Dia berjalan, dan kepalanya melingak-linguk mencari-cari seseorang. Aku disini, duduk diam dan menunggunya menemukanku. Beberapa kali aku melihatnya melihat jam dan handphone. Melinguk mencari keberadaanku. Aku berada tak jauh darinya, duduk di barisan depan kursi samping pintu kedatangan bandara. Ia masih tak bisa menemukanku.
Aku memutuskan menyerah.
Aku berdiri dan berjalan menghampirinya. Dia masih tak melihatku berjalan ke arahnya, hingga aku menyapanya.
"Kau sudah menunggu lama?" tanyaku.
"Kamu dimana? Aku mencari-carimu.. Aku baru saja sampai.."
"Aku duduk disana, di barisan depan.. Dan kau tak melihatku.." balasku.
"Ohh..." jawaban yang kuterima darinya. Jawaban yang selalu terlontar dari mulutnya ketika dia sudah tidak punya alasan lain.
Kami berjalan menyelurusi lorong bandara menuju ke tempat parkir. Seperti biasa, diberjalan lebih cepat dengan langkah panjangnya. Sementara aku tertinggal di belakang. Dia menyadari bahwa aku tertinggal belakang, dia menoleh dan berhenti menungguku menyusulnya. Setelah aku berada disampingnya, kami kembali berjalan bersama. Dia mencoba memelankan langkahnya.
"Semua baik-baik saja?" tanyanya mencairkan suasana beku diantara kami.
"Baik.. Baik-baik saja.." jawabku singkat.
Kemudian mulai bercerita pengalamannya bertemu penyanyi ibukota di pesawat tadi. Penyanyi yang lagu-lagunya aku putar di mobil saat mengantar dia ke bandara bulan lalu. Penyanyi yang aku suka sejak aku masih SD, dan kali ini dia mendapatkan kesempatan bertemu dan berfoto bersamanya.
Yah.. dia selalu bercerita tentang dirinya sendiri. Mimpinya. Keinginannya. Harapannya. Pengalamannya. Tapi dia tak pernah menceritakan masalahnya, kesedihannya.

Kami mampir di sebuah restoran. Dia mengeluh kelaparan dan belum makan. Katanya makanan di bandara terlalu mahal untuk orang sepertinya.
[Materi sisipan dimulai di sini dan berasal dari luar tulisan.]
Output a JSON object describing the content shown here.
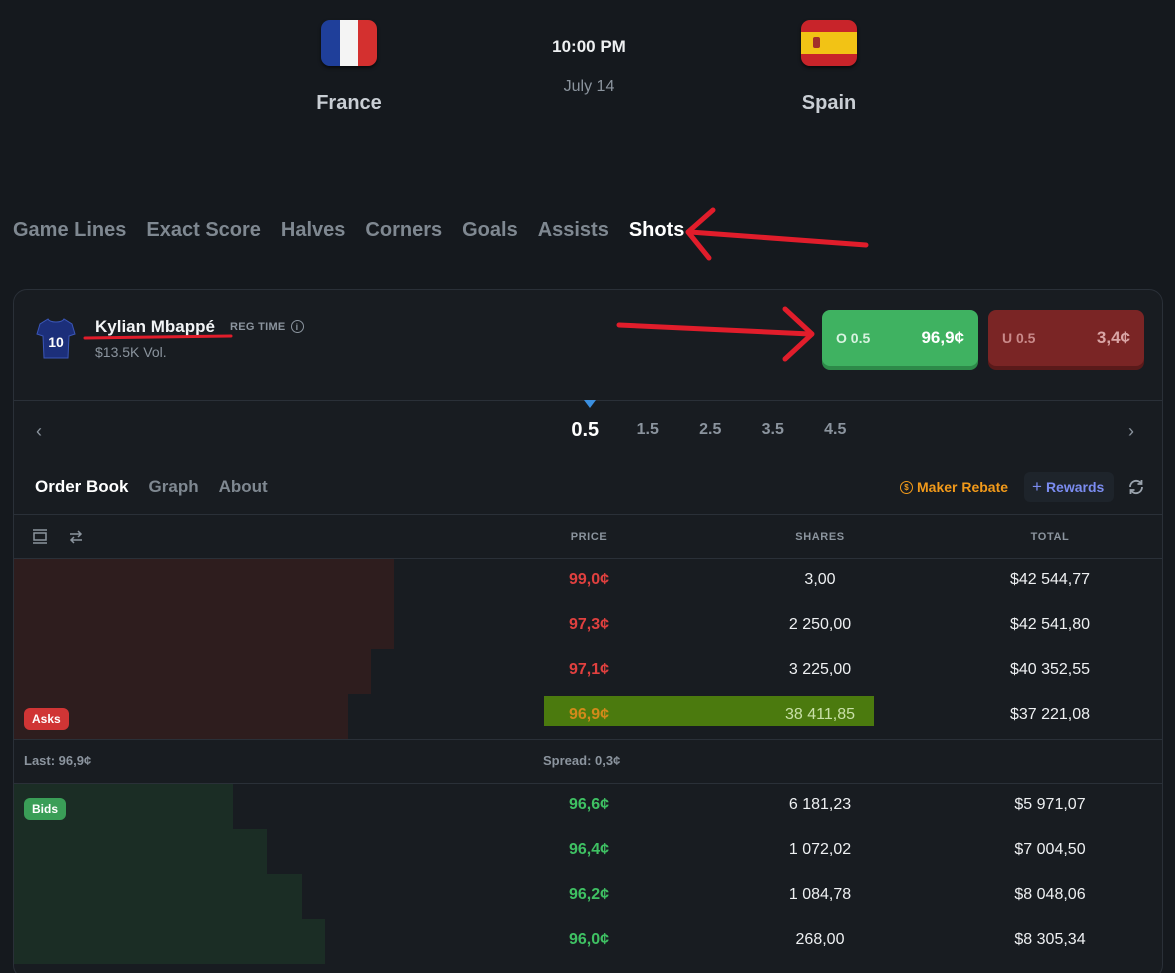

Dia masih bercerita tentang apa yang dikerjakan selama ia di kampung halaman. Aku yakin bahwa dia akan bercerita pada seribu temannya tentang petualangannya di kampung halaman. Tak ada yang istimewa yang dia bagikan padaku, karena dia melakukannya juga pada seribu temannya.
Aku duduk di sampingnya. Aku melihat matanya. Entahlah.. aku melihat mata itu tak lagi memancarkan cinta padaku. Entah kemana perginya cinta di matanya itu untukku. Aku pernah melihat mata yang serupa dengan itu. Mata pria masa laluku. Mata yang tak lagi memancarkan cinta dan kekaguman padaku. Mata yang tak lagi melihatku sebagai satu-satunya gadis yang ingin dimilikinya. Mungkin sudah saatnya aku melepaskan pria yang tak lagi mencintaiku.
Yah.. aku hanyalah petualangan cintanya. Suatu saat dia akan berhenti bertualang, dan mendapat wanita yang lebih baik. Dan suatu saat, aku pun akan berhenti menunggu. Menunggu seseorang yang yang sedang mencari wanita aneh sepertiku.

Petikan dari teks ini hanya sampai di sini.